The case has moved between the trial court and the Appeals Court of Arizona several times. In this appeal, the trial court had initially ruled that the records should be disclosed. As the Appeals Court decision explained,

the trial court determined the e-mails sought by Energy & Environment Legal Institute (E&E) that had been characterized as “prepublication  critical analysis, unpublished data, analysis, research, results, drafts, and commentary,” were subject to release under A.R.S. § 39-121, concluding that Arizona Board of Regents (Board) had “not met its burden justifying  its decision to  withhold the subject emails.” 

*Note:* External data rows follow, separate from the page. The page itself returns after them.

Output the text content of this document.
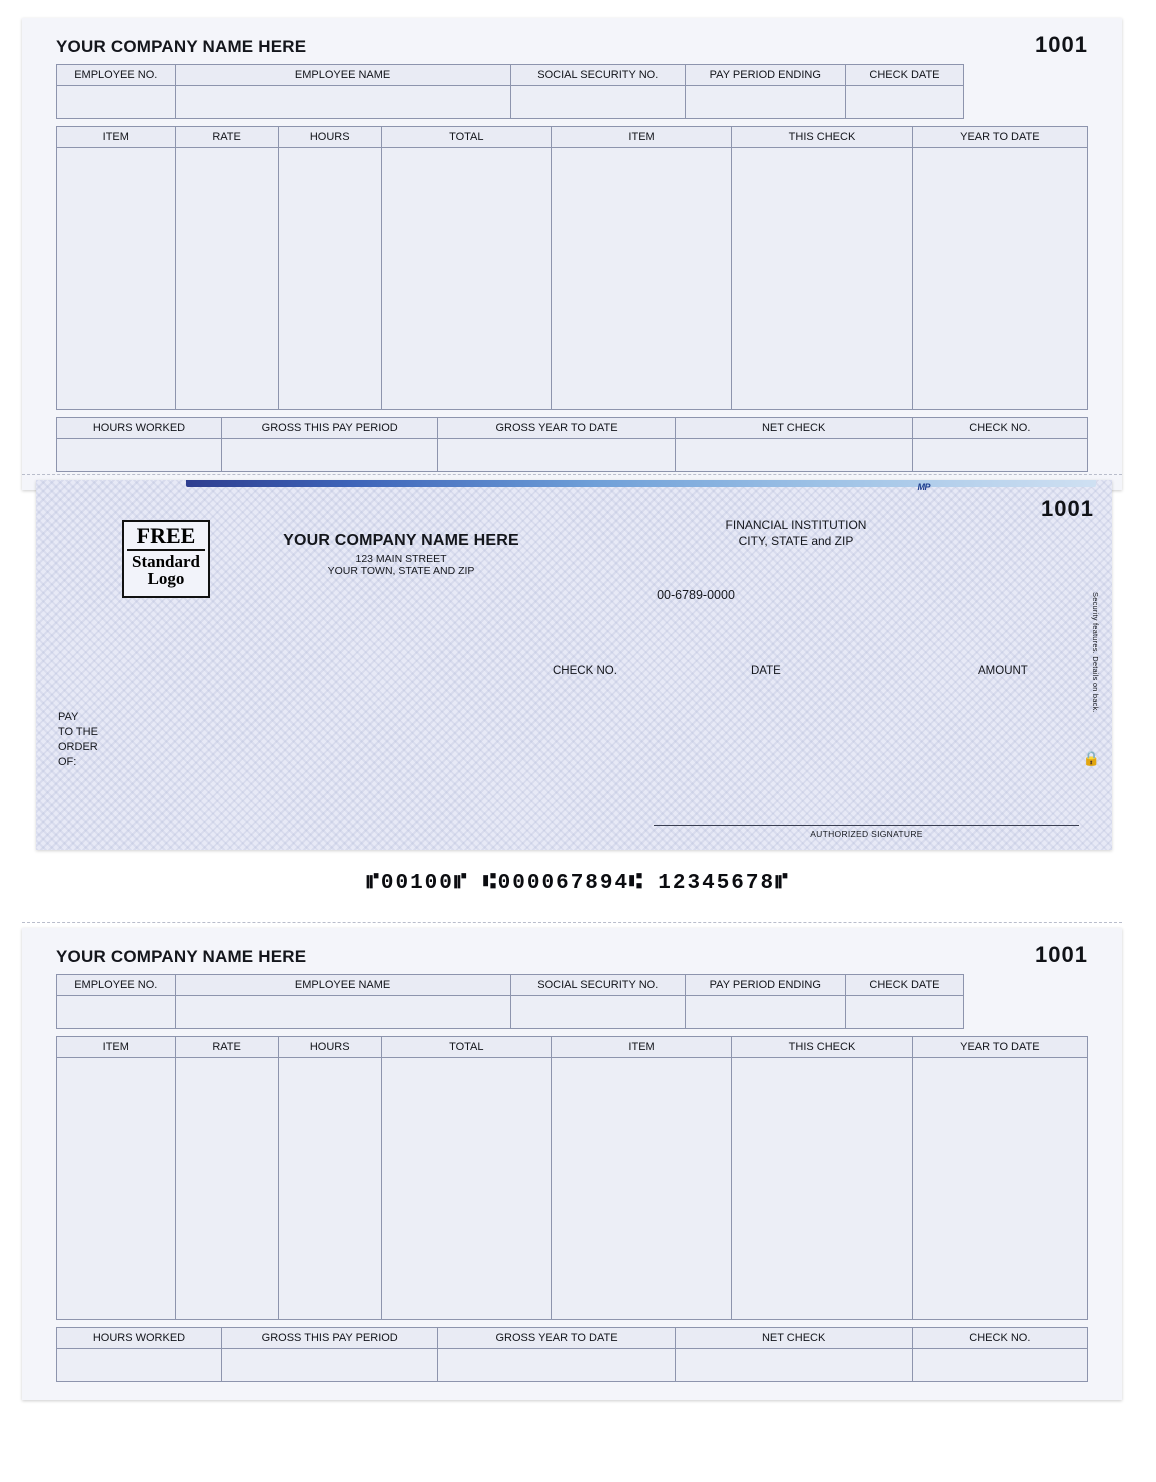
YOUR COMPANY NAME HERE	1001
EMPLOYEE NO.	EMPLOYEE NAME	SOCIAL SECURITY NO.	PAY PERIOD ENDING	CHECK DATE	

ITEM	RATE	HOURS	TOTAL	ITEM	THIS CHECK	YEAR TO DATE

HOURS WORKED	GROSS THIS PAY PERIOD	GROSS YEAR TO DATE	NET CHECK	CHECK NO.

MP
1001
FREE
Standard
Logo
YOUR COMPANY NAME HERE
123 MAIN STREET
YOUR TOWN, STATE AND ZIP
FINANCIAL INSTITUTION
CITY, STATE and ZIP
00-6789-0000
CHECK NO.	DATE	AMOUNT
PAY
TO THE
ORDER
OF:
AUTHORIZED SIGNATURE
Security features. Details on back.
🔒
⑈00100⑈ ⑆000067894⑆ 12345678⑈
YOUR COMPANY NAME HERE	1001
EMPLOYEE NO.	EMPLOYEE NAME	SOCIAL SECURITY NO.	PAY PERIOD ENDING	CHECK DATE	

ITEM	RATE	HOURS	TOTAL	ITEM	THIS CHECK	YEAR TO DATE

HOURS WORKED	GROSS THIS PAY PERIOD	GROSS YEAR TO DATE	NET CHECK	CHECK NO.
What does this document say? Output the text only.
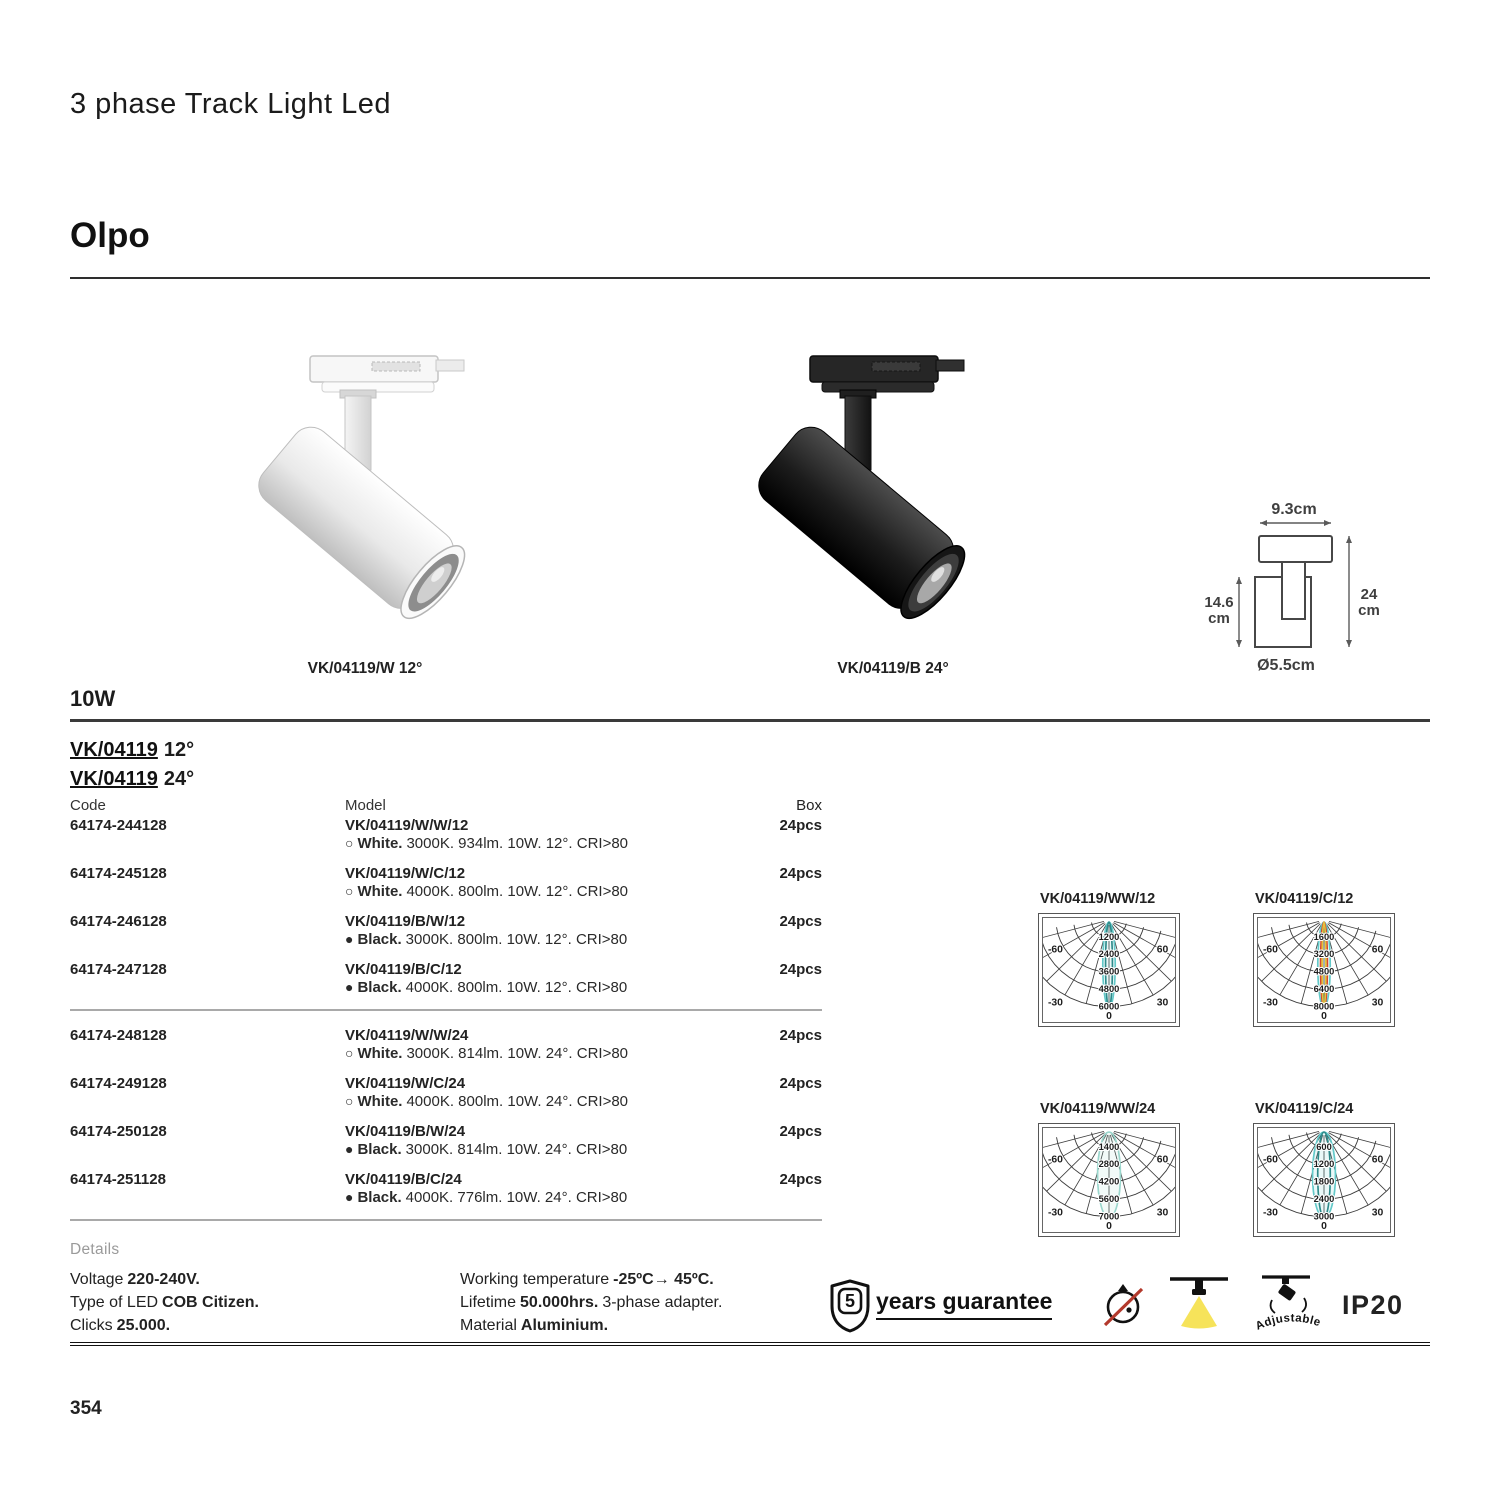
3 phase Track Light Led
Olpo
9.3cm
14.6
cm
24
cm
Ø5.5cm
VK/04119/W 12°	VK/04119/B 24°
10W
VK/04119 12°
VK/04119 24°
Code	Model	Box
64174-244128	VK/04119/W/W/12
○ White. 3000K. 934lm. 10W. 12°. CRI>80
24pcs
64174-245128	VK/04119/W/C/12
○ White. 4000K. 800lm. 10W. 12°. CRI>80
24pcs
64174-246128	VK/04119/B/W/12
● Black. 3000K. 800lm. 10W. 12°. CRI>80
24pcs
64174-247128	VK/04119/B/C/12
● Black. 4000K. 800lm. 10W. 12°. CRI>80
24pcs
64174-248128	VK/04119/W/W/24
○ White. 3000K. 814lm. 10W. 24°. CRI>80
24pcs
64174-249128	VK/04119/W/C/24
○ White. 4000K. 800lm. 10W. 24°. CRI>80
24pcs
64174-250128	VK/04119/B/W/24
● Black. 3000K. 814lm. 10W. 24°. CRI>80
24pcs
64174-251128	VK/04119/B/C/24
● Black. 4000K. 776lm. 10W. 24°. CRI>80
24pcs
VK/04119/WW/12
1200
2400
3600
4800
6000
-60
-30
0
30
60
VK/04119/C/12
1600
3200
4800
6400
8000
-60
-30
0
30
60
VK/04119/WW/24
1400
2800
4200
5600
7000
-60
-30
0
30
60
VK/04119/C/24
600
1200
1800
2400
3000
-60
-30
0
30
60
Details
Voltage 220-240V.
Type of LED COB Citizen.
Clicks 25.000.
Working temperature -25ºC→ 45ºC.
Lifetime 50.000hrs. 3-phase adapter.
Material Aluminium.
5 years guarantee
Adjustable
IP20
354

The University appealed, and AAUP submitted an amicus brief that advanced two arguments. First, the trial court did not properly apply a section of the public records law which specifically protected the research records of the university faculty, and thus created a privilege for these records. Second, the trial court did not properly apply a general section of the public records law which required that the court consider the best interests of the state, and particularly the importance of academic freedom in research.  As the brief explained, “Courts should consider the best interests of the state to maintain a free and vital university system, which depends on the protection of academic freedom to engage in the free and open scientific debate necessary to create high quality academic research. Where the requests seek prepublication communications and other unpublished academic research materials, as in the case at bar, compelled disclosure would have a severe chilling effect on intellectual debate among researchers and scientists.”

The Appeals Court agreed with both of these arguments, and reversed the decision of the trial court. Importantly, the Appeals Court specifically found there was an academic privilege created by the statute:

. . . . the trial court’s decision concludes that “the creation of an academic privilege exception . . . is a proposition more properly made to the legislature rather than the courts.”  Section 15-1640, although it is not titled as an “academic privilege,” grants an exemption from Arizona public records law for certain “records of a university.” The trial court’s comment seems to demonstrate that the court did not consider the application of § 15-1640 and was not aware the legislature had already created an academic privilege.

The Appeals Court also found that, as argued by AAUP, the trial court had failed to address whether the best interests of the state warranted protecting these research records. Because the trial court had not properly applied the statutory protections available to the scientists, the Appeals Court reversed the trial court’s decision requiring release of the records, and remanded the case to the trial court for it to issue a decision fully addressing these protections.